A gathering of clerics in Anbar. (photo: موقع المجمع الفقهي العراقي على الفيسبوك)
When a couple plan to marry in the central Iraqi province of Anbar, it is not uncommon for the groom to ask a cleric to accompany him, when he goes to ask for the bride’s hand. In keeping with this tradition, one young local from Fallujah recently went to see his intended’s father, accompanied by a local religious man.
Even if they were acting with good intentions and in good conscience, they should know that society no longer wants to hear what they have to say.
Unfortunately for him, he picked the wrong religious man. Abdul Karim al-Jumaili, 56, refused the young man’s request. The cleric, al-Jumaili says, was not to be trusted and would never regain his status in society again. This alone was enough for al-Jumaili to tell the young man he could not marry his daughter.
Al-Jumaili’s opinion is one held by an increasing number of people in Anbar, many of whom say they no longer trust the religious and tribal elite who led anti-government demonstrations in 2013, before the security crisis sparked by the extremist group known as the Islamic State began.
“Even if they were acting with good intentions and in good conscience, they should know that society no longer wants to hear what they have to say,” al-Jumaili explains. “They should stay at home and forget about leading us. They are not qualified for that job.”
Anbar is a relatively conservative, Sunni-majority province and usually tribal and religious leaders there have a lot of influence; often they can even tell locals who they should be voting for. But now, Anbar locals say they won’t be as easily influenced by these individuals any more, and in particular by the individuals who led anti-government protests back in 2013. Those demonstrations had an adverse impact on local society and those who instigated them are being blamed for that.
At a mosque in Anbar.
“The people think the leaders of the protests prepared the situation for the arrival of the Islamic State,” one local explains the thinking behind this. “They believe those leaders did this because they got money from the IS group, or because they worked with them after they took over Anbar’s cities. The people think they were tricked. They were told it was a Sunni revolution. But then they discovered it was all for the IS group instead. At least, that’s what some people suspect,” she adds. “Now they hate them. They lost so much.”
The 2013 protests led to the deterioration in the way in which some tribal and religious leaders are seen by locals, confirms Mohammed al-Dulaimi, a professor of political science at the University of Baghdad. They have been described as instigators. “And to replace them, other new entities are becoming more popular. Those are making use of the public’s antipathy to become the new leaders in the province.”
Various surveys appear to show that a large number of the local population have lost confidence in tribal and religious leaders in Anbar, al-Dulaimi says. “Even though they all still believe that religious and tribal leadership is important and necessary for society,” he adds.
One passer-by near a mosque on Friday, who was not heading in to pray, as is customary, scoffed when asked why he was not going in: “What? Should I go and pray behind this guy?” he said. The insinuation was that the cleric leading the service was one of those who instigated protests and sided with the extremists.
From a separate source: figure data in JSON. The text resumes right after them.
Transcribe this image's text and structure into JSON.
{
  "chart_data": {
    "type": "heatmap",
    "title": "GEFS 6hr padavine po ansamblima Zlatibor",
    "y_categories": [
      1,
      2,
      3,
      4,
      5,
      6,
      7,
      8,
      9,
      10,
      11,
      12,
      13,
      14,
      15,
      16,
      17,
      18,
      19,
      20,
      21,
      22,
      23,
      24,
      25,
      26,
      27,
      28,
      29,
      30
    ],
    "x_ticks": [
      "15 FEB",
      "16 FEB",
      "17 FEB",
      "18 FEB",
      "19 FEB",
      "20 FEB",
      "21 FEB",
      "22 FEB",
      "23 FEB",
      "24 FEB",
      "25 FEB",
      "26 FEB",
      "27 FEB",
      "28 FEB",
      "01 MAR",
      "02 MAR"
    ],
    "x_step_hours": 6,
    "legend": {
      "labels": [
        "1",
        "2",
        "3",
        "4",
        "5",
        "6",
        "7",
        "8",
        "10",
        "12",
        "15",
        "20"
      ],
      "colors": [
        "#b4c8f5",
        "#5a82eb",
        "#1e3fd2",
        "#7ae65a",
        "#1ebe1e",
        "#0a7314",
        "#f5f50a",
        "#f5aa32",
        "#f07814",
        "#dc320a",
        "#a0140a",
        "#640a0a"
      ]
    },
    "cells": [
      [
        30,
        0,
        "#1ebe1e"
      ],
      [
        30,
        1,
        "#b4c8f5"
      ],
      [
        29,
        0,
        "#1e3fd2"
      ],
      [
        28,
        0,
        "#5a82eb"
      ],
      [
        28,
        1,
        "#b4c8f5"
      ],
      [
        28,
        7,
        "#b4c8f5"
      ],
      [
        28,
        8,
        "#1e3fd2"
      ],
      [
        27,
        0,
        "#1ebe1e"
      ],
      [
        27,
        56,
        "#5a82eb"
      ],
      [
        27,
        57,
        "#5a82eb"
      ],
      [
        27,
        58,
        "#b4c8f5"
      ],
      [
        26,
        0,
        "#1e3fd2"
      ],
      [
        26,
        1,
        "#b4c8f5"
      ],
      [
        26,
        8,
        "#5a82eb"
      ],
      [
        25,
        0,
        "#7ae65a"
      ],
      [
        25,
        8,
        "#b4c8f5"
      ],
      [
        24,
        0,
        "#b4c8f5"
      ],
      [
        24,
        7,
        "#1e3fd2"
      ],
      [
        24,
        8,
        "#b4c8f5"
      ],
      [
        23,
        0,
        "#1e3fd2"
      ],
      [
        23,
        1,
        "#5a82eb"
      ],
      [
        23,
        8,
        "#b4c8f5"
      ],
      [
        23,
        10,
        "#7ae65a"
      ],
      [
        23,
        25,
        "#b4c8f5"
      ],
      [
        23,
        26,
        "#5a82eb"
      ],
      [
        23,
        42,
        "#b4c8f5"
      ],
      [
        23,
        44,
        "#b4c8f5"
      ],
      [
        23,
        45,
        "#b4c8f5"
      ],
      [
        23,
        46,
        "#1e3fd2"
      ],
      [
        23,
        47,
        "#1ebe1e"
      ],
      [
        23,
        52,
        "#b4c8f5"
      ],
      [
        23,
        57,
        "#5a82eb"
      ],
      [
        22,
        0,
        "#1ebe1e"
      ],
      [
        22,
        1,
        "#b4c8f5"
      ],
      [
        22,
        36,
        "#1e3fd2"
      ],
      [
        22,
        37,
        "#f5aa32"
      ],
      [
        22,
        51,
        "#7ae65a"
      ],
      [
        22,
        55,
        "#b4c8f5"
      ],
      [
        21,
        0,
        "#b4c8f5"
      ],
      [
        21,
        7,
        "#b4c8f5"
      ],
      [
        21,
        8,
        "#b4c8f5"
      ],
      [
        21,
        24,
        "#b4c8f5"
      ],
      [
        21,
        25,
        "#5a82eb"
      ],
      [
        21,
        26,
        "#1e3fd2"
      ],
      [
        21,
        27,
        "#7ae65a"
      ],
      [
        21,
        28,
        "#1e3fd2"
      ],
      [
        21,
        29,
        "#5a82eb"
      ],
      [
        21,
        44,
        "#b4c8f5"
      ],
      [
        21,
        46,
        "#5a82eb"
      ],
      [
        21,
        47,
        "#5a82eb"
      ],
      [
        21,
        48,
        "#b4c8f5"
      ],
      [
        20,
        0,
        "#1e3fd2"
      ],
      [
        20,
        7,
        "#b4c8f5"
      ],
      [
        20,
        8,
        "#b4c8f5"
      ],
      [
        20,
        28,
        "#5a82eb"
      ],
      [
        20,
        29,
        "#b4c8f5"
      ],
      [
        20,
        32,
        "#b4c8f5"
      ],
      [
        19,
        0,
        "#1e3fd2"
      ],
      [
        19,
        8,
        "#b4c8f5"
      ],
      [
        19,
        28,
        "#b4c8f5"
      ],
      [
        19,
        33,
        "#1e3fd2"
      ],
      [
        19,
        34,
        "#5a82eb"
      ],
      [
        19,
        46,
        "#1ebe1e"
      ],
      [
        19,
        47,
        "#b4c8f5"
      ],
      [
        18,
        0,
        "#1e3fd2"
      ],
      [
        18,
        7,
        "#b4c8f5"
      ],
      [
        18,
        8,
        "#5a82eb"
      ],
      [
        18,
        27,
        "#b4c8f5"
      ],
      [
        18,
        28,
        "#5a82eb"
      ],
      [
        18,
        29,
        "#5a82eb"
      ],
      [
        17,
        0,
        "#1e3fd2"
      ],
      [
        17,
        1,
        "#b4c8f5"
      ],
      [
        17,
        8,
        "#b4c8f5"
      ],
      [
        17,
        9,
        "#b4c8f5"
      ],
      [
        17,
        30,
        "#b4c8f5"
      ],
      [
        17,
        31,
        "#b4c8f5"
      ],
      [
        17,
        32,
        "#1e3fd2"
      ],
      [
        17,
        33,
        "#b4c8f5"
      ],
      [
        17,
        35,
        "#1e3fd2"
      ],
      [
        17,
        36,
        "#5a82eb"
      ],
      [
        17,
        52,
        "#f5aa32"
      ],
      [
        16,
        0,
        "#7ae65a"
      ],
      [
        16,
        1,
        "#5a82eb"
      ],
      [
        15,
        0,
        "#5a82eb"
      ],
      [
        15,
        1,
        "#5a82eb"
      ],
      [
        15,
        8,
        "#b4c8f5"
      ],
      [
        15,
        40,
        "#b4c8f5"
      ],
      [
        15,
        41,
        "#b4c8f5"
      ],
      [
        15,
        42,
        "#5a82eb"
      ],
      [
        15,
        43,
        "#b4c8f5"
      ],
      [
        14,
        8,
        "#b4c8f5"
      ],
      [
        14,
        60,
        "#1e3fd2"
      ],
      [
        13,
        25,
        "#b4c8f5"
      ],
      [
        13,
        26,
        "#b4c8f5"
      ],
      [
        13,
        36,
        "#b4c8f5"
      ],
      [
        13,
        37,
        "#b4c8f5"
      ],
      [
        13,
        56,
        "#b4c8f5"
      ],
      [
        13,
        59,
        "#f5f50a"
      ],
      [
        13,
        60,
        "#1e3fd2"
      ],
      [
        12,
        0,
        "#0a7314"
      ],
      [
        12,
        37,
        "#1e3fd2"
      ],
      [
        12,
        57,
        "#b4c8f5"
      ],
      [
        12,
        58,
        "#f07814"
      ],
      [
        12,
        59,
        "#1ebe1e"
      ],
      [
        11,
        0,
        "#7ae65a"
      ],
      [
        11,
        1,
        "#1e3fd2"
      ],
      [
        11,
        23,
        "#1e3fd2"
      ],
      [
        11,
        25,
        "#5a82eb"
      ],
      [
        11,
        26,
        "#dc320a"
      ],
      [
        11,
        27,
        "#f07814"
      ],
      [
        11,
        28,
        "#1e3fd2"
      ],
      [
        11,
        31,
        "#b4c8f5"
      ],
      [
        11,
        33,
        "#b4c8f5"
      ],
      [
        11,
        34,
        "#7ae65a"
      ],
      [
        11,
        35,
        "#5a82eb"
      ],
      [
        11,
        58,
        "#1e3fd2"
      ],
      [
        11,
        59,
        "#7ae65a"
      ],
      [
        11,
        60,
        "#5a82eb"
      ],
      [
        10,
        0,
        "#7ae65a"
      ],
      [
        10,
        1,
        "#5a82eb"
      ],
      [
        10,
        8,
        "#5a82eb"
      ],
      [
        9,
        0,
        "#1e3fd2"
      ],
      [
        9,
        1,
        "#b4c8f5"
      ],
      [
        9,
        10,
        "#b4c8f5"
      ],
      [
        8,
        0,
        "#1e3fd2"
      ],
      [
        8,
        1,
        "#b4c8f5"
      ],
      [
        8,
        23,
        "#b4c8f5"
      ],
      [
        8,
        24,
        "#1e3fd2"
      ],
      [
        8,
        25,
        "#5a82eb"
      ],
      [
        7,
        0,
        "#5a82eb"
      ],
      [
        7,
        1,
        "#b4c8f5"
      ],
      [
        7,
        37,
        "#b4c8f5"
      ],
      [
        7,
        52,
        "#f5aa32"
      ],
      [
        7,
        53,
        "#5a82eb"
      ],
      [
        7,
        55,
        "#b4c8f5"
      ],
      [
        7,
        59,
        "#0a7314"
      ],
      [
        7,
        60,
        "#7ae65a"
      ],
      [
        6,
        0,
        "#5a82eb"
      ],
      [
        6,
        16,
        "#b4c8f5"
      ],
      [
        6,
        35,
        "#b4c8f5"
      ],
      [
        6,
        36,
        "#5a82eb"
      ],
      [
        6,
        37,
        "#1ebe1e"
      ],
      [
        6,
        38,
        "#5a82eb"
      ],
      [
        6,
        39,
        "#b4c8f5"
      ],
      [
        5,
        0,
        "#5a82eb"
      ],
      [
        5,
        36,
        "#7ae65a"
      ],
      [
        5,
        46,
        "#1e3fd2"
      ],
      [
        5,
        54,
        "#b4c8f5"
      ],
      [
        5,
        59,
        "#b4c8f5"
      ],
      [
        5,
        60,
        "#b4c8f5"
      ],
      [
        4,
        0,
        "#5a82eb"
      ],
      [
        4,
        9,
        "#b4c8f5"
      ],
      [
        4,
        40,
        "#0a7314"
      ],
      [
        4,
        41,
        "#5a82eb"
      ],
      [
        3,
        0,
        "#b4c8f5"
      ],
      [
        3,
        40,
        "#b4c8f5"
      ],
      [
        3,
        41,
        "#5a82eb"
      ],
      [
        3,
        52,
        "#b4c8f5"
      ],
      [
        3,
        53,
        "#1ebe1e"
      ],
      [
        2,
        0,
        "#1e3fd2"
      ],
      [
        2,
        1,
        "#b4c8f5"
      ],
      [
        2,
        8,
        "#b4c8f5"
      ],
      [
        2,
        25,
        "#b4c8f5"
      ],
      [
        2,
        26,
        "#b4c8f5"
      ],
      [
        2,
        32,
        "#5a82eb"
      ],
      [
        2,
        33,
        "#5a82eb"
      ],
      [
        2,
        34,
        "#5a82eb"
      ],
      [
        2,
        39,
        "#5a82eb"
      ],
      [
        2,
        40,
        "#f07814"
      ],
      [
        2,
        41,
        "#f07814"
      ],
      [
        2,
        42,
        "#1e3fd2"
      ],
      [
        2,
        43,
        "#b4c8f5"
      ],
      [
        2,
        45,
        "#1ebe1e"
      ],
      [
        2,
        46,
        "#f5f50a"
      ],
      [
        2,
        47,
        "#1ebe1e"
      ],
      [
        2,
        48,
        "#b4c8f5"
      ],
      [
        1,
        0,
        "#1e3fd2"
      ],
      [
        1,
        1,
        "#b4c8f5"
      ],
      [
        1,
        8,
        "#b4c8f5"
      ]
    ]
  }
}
Other locals NIQASH spoke to near the mosque said they were not convinced about the cleric. “But we are going to go and do our duty to God anyway,” they said.
“The clerics and tribal leaders who helped organize the demonstrations no longer have any influence on the majority of the people here,” insists Bilal Hillal, a 45-year-old resident of Fallujah. “They are still trying to hold events and activities in Fallujah though. That is how they are trying to regain the trust of the people.”
Not everyone was so down on them though. Another Fallujah resident, Ahmad Darwish, 51, says the demonstration leaders were “motivated people” but that they had been used to serve political agendas, and that this had resulted in a loss of status for them.
“Their good intentions are not enough to absolve them of their mistakes though,” Darwish continued. “These resulted in so much damage to the province, which have seen them lose their status here.”